There is a risk of a potential general slowdown in the alcoholic beverages market.

7. India Will Cut Stake In Axis Bank And ITC, But...

The government wants to pare its stake in Axis Bank Ltd. and ITC Ltd. through Specified Undertaking of Unit Trust of India by more offers of exchange-traded funds and not through offers for sale.

  • The government would gradually lower its stake in these two blue-chip companies through the Bharat 22 ETF, a senior government official told BloombergQuint on condition of anonymity.
  • The government’s holding in both the companies through SUUTI form part of the exchange-traded fund.
  • The SUUTI held 4.97 percent in Axis Bank and 7.94 percent in ITC as of September, according to exchange filings.
  • SUUTI’s stake in the private lender, as on Oct. 17, was valued at around Rs 9,726 crore, while that in the cigarettes-to-hotels conglomerate was worth nearly Rs 23,958 crore.
  • Axis Bank and ITC Ltd. have a weight of 7.7 percent and 15.2 percent, respectively, in the Bharat-22 ETF.

Here’s why the government doesn’t want to divest stake in ITC below a certain threshold.

8. Conviction Or Doubt?

Overconfidence is a deadly emotional bias has led to the downfall of great empires, too big to fail companies, artists… and investment portfolios, writes Kalpen Parekh.

  • While forming confident views of the future, also evaluate what can go wrong if the view doesn’t play out.
  • If you have formed a view of investing based on a hypothesis, do also speak to a few others who have an opposite view.
  • Doubt extreme views and exaggerated returns.

If asked to forecast oil prices in the next five years, an economics professor will be as off the mark as a zookeeper. However, the professor will offer a forecast with a lot of conviction.

9. Pakistan Escapes Terror-Financing Blacklist

Pakistan has made just enough progress on global anti-money laundering and counter-terrorism financing standards to escape being placed on a blacklist by the Paris-based Financial Action Task Force.

  • Pakistan has been asked to swiftly complete its full action plan by February 2020 and failure to do so can lead to a downgrade to the blacklist, FATF President Xiangmin Liu said at a briefing Friday at the end of its plenary meeting in Paris.
  • Pakistan has only largely addressed five of 27 action items, with varying levels of progress made on the rest of the action plan, according to a statement.
  • Despite a high-level commitment for Pakistan to fix these weaknesses, it “has not made enough progress.” said Liu. “Pakistan needs to do more and it needs to do it faster.”

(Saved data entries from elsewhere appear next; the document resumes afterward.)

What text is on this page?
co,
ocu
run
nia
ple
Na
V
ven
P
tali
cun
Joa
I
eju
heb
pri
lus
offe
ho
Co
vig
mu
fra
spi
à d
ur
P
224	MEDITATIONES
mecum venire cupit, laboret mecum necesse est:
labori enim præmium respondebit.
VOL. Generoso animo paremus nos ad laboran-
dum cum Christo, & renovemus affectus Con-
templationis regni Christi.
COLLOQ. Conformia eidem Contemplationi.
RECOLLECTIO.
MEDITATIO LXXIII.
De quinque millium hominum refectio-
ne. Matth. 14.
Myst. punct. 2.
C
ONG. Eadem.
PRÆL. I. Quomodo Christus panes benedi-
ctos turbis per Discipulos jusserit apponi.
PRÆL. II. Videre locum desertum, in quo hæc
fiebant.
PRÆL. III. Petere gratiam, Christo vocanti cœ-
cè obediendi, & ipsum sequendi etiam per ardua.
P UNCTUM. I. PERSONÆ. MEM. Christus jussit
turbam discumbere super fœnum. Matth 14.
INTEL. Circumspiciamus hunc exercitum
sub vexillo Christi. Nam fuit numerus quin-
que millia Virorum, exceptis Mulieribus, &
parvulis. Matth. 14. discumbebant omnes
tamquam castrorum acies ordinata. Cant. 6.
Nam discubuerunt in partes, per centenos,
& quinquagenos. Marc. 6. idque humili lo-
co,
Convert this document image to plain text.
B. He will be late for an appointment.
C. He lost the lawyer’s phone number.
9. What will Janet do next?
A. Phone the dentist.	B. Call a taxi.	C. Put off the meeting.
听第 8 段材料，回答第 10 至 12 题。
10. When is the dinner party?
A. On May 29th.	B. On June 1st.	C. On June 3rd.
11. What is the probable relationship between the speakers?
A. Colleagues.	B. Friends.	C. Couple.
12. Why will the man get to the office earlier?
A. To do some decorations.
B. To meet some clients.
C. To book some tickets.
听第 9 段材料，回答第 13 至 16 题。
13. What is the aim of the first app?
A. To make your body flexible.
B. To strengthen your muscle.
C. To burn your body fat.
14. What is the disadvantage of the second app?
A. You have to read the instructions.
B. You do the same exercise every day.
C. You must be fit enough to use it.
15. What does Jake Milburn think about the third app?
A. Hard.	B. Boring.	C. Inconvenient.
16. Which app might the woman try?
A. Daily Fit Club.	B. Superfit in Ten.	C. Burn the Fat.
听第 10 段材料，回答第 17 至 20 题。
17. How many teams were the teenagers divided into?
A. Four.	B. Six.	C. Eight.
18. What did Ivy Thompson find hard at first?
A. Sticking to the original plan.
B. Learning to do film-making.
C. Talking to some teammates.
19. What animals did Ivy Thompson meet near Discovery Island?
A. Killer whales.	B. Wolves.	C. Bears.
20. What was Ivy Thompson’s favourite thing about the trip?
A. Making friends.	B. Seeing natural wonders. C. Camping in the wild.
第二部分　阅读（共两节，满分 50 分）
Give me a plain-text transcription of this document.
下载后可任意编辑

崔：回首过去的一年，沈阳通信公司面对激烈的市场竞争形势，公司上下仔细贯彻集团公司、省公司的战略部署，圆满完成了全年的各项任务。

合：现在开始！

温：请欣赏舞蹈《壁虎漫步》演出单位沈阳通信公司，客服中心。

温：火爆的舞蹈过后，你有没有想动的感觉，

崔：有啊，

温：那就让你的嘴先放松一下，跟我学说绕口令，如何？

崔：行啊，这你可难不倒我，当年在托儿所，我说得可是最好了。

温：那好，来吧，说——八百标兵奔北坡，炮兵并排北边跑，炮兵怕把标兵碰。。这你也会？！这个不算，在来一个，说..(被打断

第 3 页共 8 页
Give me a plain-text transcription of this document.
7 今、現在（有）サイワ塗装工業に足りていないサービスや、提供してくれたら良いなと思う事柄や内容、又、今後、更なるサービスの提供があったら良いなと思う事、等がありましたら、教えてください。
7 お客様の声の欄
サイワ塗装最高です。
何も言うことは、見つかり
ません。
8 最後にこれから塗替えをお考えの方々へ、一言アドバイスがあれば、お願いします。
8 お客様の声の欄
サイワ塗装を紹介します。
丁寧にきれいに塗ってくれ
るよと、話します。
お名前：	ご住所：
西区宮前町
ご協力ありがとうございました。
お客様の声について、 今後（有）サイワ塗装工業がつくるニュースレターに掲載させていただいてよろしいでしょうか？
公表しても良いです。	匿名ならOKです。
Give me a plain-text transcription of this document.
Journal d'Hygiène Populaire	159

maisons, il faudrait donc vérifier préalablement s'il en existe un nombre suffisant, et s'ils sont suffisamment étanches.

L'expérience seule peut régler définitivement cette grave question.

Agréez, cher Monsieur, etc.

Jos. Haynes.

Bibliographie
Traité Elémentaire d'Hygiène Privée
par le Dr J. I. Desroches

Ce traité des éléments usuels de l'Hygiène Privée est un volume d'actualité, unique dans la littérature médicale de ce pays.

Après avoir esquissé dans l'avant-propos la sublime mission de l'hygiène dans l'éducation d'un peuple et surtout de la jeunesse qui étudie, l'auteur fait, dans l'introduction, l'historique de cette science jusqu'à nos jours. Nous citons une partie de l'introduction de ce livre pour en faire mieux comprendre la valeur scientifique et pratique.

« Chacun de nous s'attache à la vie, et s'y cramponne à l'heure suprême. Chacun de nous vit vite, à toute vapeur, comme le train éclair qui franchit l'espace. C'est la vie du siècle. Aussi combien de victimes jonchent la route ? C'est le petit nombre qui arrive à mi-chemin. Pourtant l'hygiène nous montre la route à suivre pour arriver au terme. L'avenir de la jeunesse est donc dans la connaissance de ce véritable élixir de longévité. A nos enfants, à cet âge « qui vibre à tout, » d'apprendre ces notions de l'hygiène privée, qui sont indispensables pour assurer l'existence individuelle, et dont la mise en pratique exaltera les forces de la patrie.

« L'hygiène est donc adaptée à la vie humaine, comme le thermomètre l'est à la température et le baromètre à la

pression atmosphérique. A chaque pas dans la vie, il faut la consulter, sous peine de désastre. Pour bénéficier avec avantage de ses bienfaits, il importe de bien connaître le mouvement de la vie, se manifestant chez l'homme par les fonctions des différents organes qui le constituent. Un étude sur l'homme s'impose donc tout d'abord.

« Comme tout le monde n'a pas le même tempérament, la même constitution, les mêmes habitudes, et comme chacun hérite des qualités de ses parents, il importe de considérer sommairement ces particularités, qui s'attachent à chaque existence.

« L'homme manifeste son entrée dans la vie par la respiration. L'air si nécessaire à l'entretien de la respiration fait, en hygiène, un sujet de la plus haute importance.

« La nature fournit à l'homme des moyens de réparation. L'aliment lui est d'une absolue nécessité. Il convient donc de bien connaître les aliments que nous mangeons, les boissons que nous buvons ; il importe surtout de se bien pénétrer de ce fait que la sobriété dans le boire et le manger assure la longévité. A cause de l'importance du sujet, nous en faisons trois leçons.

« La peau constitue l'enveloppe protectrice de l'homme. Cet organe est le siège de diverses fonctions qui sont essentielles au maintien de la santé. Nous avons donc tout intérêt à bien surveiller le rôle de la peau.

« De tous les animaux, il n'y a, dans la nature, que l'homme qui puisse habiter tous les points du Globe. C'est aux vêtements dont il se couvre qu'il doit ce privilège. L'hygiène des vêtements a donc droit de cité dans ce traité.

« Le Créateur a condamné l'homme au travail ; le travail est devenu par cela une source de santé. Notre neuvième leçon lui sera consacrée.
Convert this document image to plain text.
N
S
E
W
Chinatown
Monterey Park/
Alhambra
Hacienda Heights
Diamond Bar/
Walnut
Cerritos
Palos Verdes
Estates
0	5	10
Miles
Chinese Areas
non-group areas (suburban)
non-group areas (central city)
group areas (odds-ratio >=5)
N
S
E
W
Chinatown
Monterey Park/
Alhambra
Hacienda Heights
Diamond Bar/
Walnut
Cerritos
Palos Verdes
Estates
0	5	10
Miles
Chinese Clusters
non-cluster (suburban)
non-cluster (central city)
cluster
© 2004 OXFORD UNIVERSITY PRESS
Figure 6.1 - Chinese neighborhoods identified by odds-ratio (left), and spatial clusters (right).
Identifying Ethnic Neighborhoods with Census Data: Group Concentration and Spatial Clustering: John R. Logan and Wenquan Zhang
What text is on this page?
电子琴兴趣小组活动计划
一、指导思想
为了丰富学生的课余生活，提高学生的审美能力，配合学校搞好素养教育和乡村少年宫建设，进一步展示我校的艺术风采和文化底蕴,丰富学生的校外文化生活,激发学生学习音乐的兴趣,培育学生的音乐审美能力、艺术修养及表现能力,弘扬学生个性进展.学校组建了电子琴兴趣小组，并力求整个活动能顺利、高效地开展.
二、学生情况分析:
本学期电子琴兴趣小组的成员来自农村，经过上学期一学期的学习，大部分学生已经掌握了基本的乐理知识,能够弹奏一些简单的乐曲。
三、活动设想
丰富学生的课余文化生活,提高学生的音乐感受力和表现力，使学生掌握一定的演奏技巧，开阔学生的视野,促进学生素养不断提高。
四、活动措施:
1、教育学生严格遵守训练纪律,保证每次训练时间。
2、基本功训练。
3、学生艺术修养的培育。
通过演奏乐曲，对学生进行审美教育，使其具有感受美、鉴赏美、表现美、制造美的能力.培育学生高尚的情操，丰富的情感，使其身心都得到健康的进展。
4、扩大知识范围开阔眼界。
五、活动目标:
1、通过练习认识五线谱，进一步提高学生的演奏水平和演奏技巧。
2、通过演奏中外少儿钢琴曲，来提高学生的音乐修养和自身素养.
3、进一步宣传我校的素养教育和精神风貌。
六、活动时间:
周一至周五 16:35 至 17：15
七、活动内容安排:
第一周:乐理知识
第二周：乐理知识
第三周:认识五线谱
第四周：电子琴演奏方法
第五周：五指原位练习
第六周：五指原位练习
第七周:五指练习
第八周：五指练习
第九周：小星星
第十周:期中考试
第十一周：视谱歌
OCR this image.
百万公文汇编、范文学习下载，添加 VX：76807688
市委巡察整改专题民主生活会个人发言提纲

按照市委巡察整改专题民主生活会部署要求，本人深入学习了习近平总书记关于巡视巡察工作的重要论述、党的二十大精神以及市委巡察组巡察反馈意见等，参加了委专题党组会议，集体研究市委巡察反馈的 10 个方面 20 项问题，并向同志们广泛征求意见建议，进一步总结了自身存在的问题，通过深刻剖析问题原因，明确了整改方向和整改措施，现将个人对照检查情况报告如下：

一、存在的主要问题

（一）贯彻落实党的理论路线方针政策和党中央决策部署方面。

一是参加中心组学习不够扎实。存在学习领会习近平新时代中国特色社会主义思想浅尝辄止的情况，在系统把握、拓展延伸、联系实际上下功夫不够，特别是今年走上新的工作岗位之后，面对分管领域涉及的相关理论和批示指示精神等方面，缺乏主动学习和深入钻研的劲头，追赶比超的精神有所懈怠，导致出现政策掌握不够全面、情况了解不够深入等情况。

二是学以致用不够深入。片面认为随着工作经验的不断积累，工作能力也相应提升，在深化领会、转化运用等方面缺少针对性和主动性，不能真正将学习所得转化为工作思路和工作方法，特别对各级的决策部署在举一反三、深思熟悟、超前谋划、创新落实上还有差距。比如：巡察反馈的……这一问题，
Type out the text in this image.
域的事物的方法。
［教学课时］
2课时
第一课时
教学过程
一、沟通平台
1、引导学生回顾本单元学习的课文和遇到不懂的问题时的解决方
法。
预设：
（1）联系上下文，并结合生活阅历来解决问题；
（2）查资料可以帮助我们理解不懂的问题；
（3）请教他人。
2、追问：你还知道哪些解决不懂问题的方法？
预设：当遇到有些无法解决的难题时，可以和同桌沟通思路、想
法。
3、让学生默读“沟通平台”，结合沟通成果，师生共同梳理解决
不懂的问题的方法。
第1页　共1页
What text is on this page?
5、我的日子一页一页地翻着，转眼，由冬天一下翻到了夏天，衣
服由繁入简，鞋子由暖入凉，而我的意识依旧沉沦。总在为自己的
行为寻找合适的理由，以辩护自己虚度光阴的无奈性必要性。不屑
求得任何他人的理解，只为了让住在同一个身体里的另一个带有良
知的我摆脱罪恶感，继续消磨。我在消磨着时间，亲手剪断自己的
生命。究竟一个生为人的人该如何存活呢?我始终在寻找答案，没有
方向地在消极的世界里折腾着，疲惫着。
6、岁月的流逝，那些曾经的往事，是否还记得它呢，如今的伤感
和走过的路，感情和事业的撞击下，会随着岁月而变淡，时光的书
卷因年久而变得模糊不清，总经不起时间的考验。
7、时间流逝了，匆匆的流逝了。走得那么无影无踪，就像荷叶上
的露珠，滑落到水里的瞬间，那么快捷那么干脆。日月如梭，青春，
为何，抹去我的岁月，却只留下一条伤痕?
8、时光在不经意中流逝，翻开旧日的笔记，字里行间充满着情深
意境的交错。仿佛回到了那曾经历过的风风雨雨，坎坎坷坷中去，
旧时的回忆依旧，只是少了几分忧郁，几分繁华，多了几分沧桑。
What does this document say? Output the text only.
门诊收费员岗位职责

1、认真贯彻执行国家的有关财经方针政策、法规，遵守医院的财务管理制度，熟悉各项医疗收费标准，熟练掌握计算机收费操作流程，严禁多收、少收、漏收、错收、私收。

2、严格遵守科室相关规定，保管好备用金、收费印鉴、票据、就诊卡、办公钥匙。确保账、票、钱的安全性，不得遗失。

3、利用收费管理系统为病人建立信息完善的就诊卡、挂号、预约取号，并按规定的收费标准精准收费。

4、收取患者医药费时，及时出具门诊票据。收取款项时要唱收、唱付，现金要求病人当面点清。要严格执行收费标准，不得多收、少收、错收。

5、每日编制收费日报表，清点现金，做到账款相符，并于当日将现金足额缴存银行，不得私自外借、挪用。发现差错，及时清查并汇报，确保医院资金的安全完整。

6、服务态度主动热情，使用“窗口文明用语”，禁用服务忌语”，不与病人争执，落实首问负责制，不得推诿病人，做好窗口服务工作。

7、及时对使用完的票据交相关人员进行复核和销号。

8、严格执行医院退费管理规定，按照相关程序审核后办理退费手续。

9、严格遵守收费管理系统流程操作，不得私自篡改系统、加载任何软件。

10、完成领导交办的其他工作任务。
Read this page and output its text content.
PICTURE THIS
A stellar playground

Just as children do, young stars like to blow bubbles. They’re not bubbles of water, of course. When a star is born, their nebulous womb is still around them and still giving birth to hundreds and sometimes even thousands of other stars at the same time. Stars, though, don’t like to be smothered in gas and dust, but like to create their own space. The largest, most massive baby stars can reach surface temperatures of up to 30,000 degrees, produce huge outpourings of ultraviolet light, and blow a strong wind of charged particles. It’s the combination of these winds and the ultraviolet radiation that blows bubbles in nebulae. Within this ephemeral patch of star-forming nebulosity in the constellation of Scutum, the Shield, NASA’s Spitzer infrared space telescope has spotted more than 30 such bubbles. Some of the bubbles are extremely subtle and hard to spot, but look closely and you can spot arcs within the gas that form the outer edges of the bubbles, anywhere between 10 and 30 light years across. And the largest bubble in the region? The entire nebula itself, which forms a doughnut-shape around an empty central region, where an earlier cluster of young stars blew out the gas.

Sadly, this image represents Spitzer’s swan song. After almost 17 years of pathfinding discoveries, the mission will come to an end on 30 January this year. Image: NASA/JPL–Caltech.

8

The announcement will disappoint India, which has long argued and lobbied that Pakistan belongs on the blacklist.

10. China’s GDP Grows At Slowest Rate Since Early 90s

China continued its grind to more moderate growth in the third quarter as investment slowed, providing little upside for a global economy flirting with its first recession since 2009.

  • Gross domestic product rose 6 percent in the July-September period from a year ago, the slowest pace since the early 1990s and weaker than the consensus forecast of 6.1 percent.
  • On the upside, factory output improved and retail sales held up, but slowing investment growth remained a concern.

As China slows, it is buying less from the rest of the world, pushing its trade surplus higher and dragging on global economic growth. That also has a knock-on effect on trade partners.

Billionaire hedge-fund founder Ray Dalio said the global economy is in a “great sag” marked by political extremes that recall the 1930s, but isn’t headed for a typical end-of-cycle crash.

  • Dalio, whose investment management firm, Bridgewater Associates, is the world’s biggest hedge fund, weighed in on topics from global borrowing levels to the U.S. presidential election, where he said a Democratic victory might lead to a reversal of President Donald Trump’s corporate tax cut.
  • “Big, unique things are happening” in a global economy awash with money, Dalio said on a panel in Washington.
  • The impetus of measures such as interest-rate reductions and tax cuts is fading, “but we don’t have a circumstance to cause a classic crash-type event at the end of the cycle.”